No Brasil, o BIM ainda é visto como uma inovação no mercado da construção
civil nacional, a ferramenta, até então, tem sido usada na fase de projeto e,
recentemente, tem se expandido para a fase de construção (CAREZZATO et al.,
2017).
No que diz respeito à inserção do BIM pelos processos de formação de preços
e contratação, Kassem e Amorim (2015) afirmam que no país o processo de licitação
por menor preço ofertado e sua profunda separação entre projeto e execução da obra,
vão contra a visão integrada proposta pelo BIM. Quanto a estrutura legal, existem
poucas normas e regulamentos de produtos e serviços de construção, sendo que
algumas delas são ultrapassadas.
Ainda de acordo com Kassem e Amorim (2015), inexiste uma regulação federal,
estadual ou municipal sobre processos licitatórios privados, há somente a legislação
que define as atribuições profissionais de engenheiros e arquitetos. As
regulamentações existentes, provinda das associações desses profissionais, na sua
maioria, abordam somente sobre os assuntos de remuneração e ética.
A Associação Brasileira dos Escritórios de Arquitetura (AsBEA) teve como
iniciativa a criação do “Guia AsBEA de Boas Práticas em BIM”, em que o objetivo geral
é orientar todos os envolvidos na cadeira de projetos e da construção civil para que
possam entender os objetivos, as possibilidades e as necessidades para que um
projeto possa ser criado na plataforma BIM. O guia orienta sobre a organização e
19

estruturação dos escritórios, plano de implementação do BIM, processos de


colaboração, fluxos de trabalho, mapeamento do processo e cronograma de
atividades (AsBEA, 2013).
Kassem e Amorim (2015, p. 22) também destacam alguns “manuais e guias
desenvolvidos sob responsabilidade da CBIC - Câmara Brasileira da Indústria da
Construção – em geral sobre processos específicos, como o Manual de Uso,
Operação e Manutenção das Edificações e outros temas”.
Já no campo normativo, Kassem e Amorim (2015) dizem que na ABNT
(Associação Brasileira de Normas Técnicas), associação responsável por concentrar
todas as normas técnicas do país, existem poucas normas regulatórias dos processos
de projeto.

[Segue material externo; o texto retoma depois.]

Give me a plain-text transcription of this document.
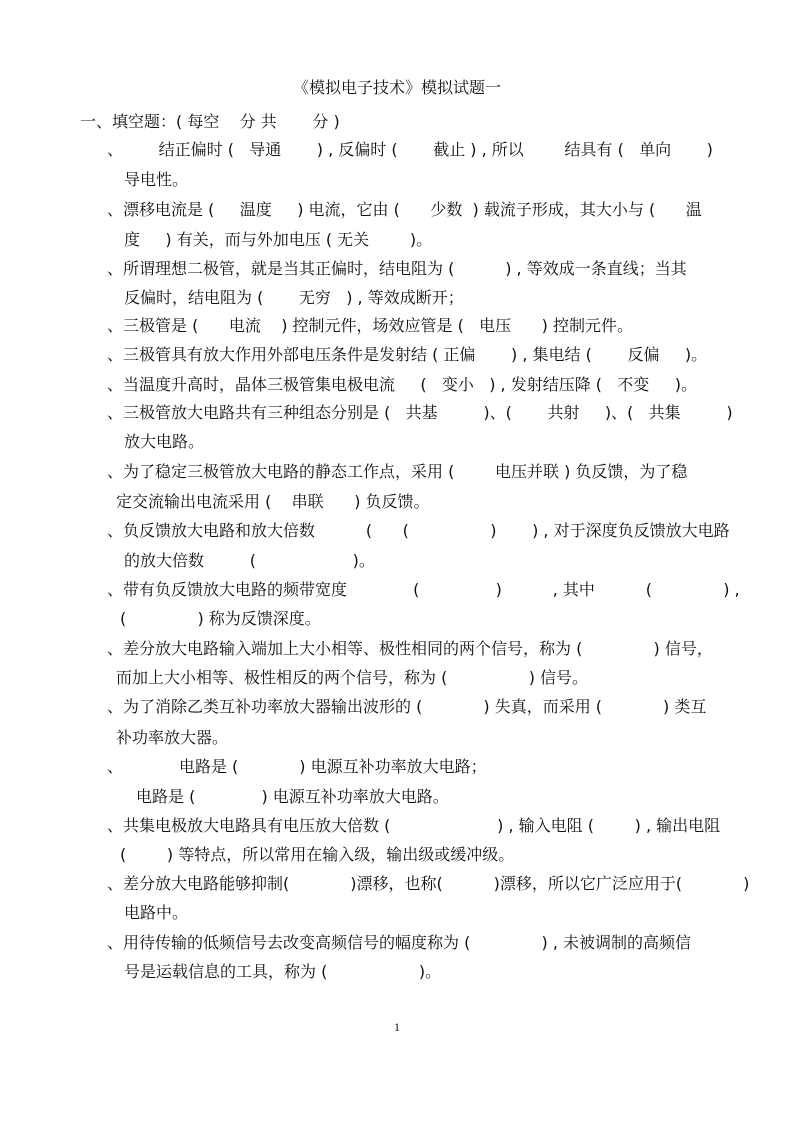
《模拟电子技术》模拟试题一
一、填空题：( 每空    分 共       分 )
、       结正偏时 (   导通       ) , 反偏时 (       截止 ) , 所以        结具有 (   单向       )
导电性。
、漂移电流是 (     温度     ) 电流，它由 (      少数  ) 载流子形成，其大小与 (      温
度     ) 有关，而与外加电压 ( 无关        )。
、所谓理想二极管，就是当其正偏时，结电阻为 (          ) , 等效成一条直线；当其
反偏时，结电阻为 (       无穷   ) , 等效成断开；
、三极管是 (      电流    ) 控制元件，场效应管是 (   电压      ) 控制元件。
、三极管具有放大作用外部电压条件是发射结 ( 正偏       ) , 集电结 (       反偏     )。
、当温度升高时，晶体三极管集电极电流     (   变小   ) , 发射结压降 (   不变     )。
、三极管放大电路共有三种组态分别是 (   共基         )、(       共射     )、(   共集         )
放大电路。
、为了稳定三极管放大电路的静态工作点，采用 (        电压并联 ) 负反馈，为了稳
定交流输出电流采用 (    串联      ) 负反馈。
、负反馈放大电路和放大倍数          (      (                )       ) , 对于深度负反馈放大电路
的放大倍数         (                   )。
、带有负反馈放大电路的频带宽度             (               )          , 其中          (              ) ,
(              ) 称为反馈深度。
、差分放大电路输入端加上大小相等、极性相同的两个信号，称为 (              ) 信号，
而加上大小相等、极性相反的两个信号，称为 (                ) 信号。
、为了消除乙类互补功率放大器输出波形的 (            ) 失真，而采用 (            ) 类互
补功率放大器。
、           电路是 (            ) 电源互补功率放大电路；
电路是 (             ) 电源互补功率放大电路。
、共集电极放大电路具有电压放大倍数 (                     ) , 输入电阻 (        ) , 输出电阻
(        ) 等特点，所以常用在输入级，输出级或缓冲级。
、差分放大电路能够抑制(            )漂移，也称(          )漂移，所以它广泛应用于(            )
电路中。
、用待传输的低频信号去改变高频信号的幅度称为 (              ) , 未被调制的高频信
号是运载信息的工具，称为 (                  )。
1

Até o presente trabalho há cinco normas estabelecidas:
• ABNT NBR 15965-1:2011 Sistema de classificação da informação da
construção. Parte 1: Terminologia e estrutura;
• ABNT NBR 15965-2:2012 Sistema de classificação da informação da
construção. Parte 2: Características dos objetos da construção;
• ABNT NBR 15965-3:2014 Sistema de classificação da informação da
construção. Parte 3: Processos da construção;
• ABNT NBR 15965-7:2015 Sistema de classificação da informação da
construção. Parte 7: Informação da construção;
• ABNT NBR ISO 12006-2:2018 Construção de edificação - Organização de
informação da construção. Parte 2: Estrutura para classificação.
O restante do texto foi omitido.